A congressional showdown with China over its currency policies abated yesterday, as two U.S. senators said they had received assurances from Treasury Secretary John W. Snow and Federal Reserve Board Chairman Alan Greenspan that Beijing would soon allow the value of the yuan to rise.
But a new confrontation erupted over the bid by a Chinese company to buy a U.S. oil producer, as the House overwhelmingly voted in favor of legislation aimed at blocking the Bush administration from approving the deal.
Sens. Charles E. Schumer (D-N.Y.) and Lindsey O. Graham (R-S.C.), who sponsored a widely backed bill threatening to penalize Beijing for manipulating its currency, said they would postpone the legislation until later this year. Their announcement followed a meeting in the Capitol with Snow and Greenspan.

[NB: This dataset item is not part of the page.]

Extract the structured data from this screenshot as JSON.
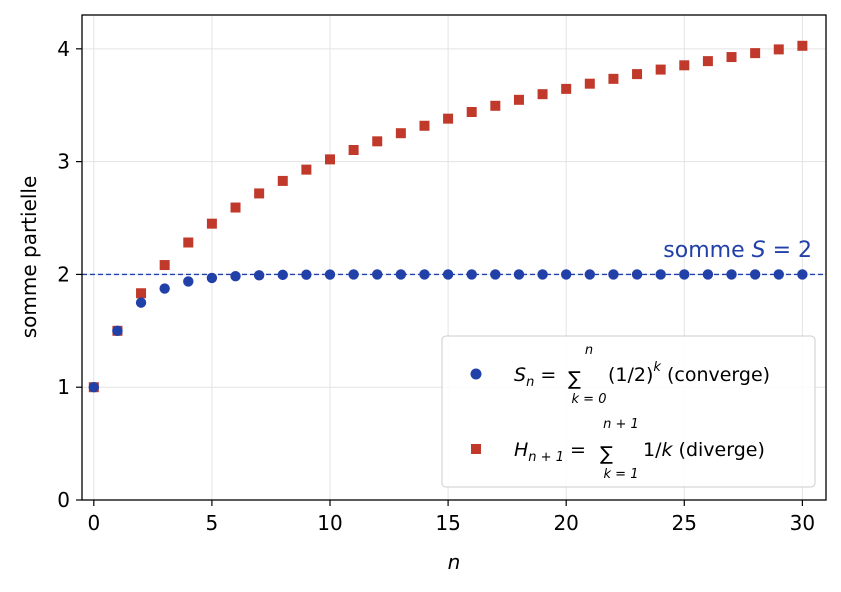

"They have convinced us that the likelihood of real progress in China on currency revaluation is very real and could well occur in a very short while, in the next few months," Schumer said. "If we can get there by accommodation, so much the better."
The agreement by the senators to hold off on their bill defused a battle over Beijing's policy of fixing the value of the yuan at 8.3 per U.S. dollar. Critics contend that it gives Chinese companies an unfair advantage in international markets by keeping the yuan's value artificially low, making it almost impossible for many U.S. manufacturers to compete. The Schumer-Graham bill, which drew the support of 67 senators on a procedural vote in April, would impose duties of 27.5 percent on Chinese goods unless Beijing allows the yuan to rise significantly. A vote had been scheduled for later this month.
The prospect of such stiff duties on Chinese imports has aroused fears of a transpacific trade war, with both Greenspan and Snow imploring Congress that persuasion is more likely than threats to induce concessions from Beijing. Schumer and Graham said that while they would be pleased with a peaceful resolution, their bill had helped force movement by the Chinese. "The 67 votes was a great signal to the Chinese, to the administration, and to the international community," Graham said.
Chinese officials have long said they want to have a more flexible currency but don't want to act too soon, lest they destabilize the nation's financial system. Schumer and Graham did not suggest that Snow and Greenspan made promises about the size or timing of such a step, but Schumer said, "What we've always said is that it has to be significant . . . and Secretary Snow and Chairman Greenspan have indicated that that is very much in the cards."
The evidence of comity on the currency issue contrasted with the uproar over the bid by CNOOC Ltd., of which the Chinese government owns 70 percent, to acquire Unocal Corp.
By a vote of 333 to 92, the House passed an amendment to an appropriations bill that would bar the Treasury Department from spending any money to approve the CNOOC takeover.
The Treasury Department heads an interagency panel, the Committee on Foreign Investment in the United States (CFIUS), that is empowered to block foreign purchases of U.S. companies or insist on changes in the terms, if national security interests are at stake.
CNOOC's proposed takeover, coming at a time of rising oil prices and deepening congressional antipathy toward China's huge trade surplus, has been denounced by lawmakers worried that Chinese control over Unocal's reserves could deprive the U.S. economy of much-needed fuel. Those fears are derided by many energy experts but are widely shared on Capitol Hill.
"The Chinese bid for Unocal is compelling evidence of America's strategic energy vulnerability," House Minority Leader Nancy Pelosi (D-Calif.) said. "China has clearly decided to meet its growing energy demand by obtaining control of energy assets around the world."
The vote on the amendment, which was offered by Rep. Carolyn Cheeks Kilpatrick (D-Mich.), stunned business leaders, who called it a damaging congressional intrusion in foreign investment.
"This is exactly the kind of thing we hate when it happens to us," said Todd M. Malan, executive director of the Organization for International Investment, a group that represents the U.S. subsidiaries of many foreign companies. "It is exactly the kind of thing the U.S. business community gets concerned about when it happens in Brazil or India or some other country where the legislature interferes in a standard, rigorous review process."
It was not clear what impact Kilpatrick's amendment would have on CNOOC's bid. Even if the legislation clears the Senate and becomes law, it wouldn't necessarily stop President Bush from approving the deal.
"But it does eliminate funding for the CFIUS review," Malan said, so it would prevent government officials from investigating CNOOC, its executives, and the ramifications of its control over Unocal.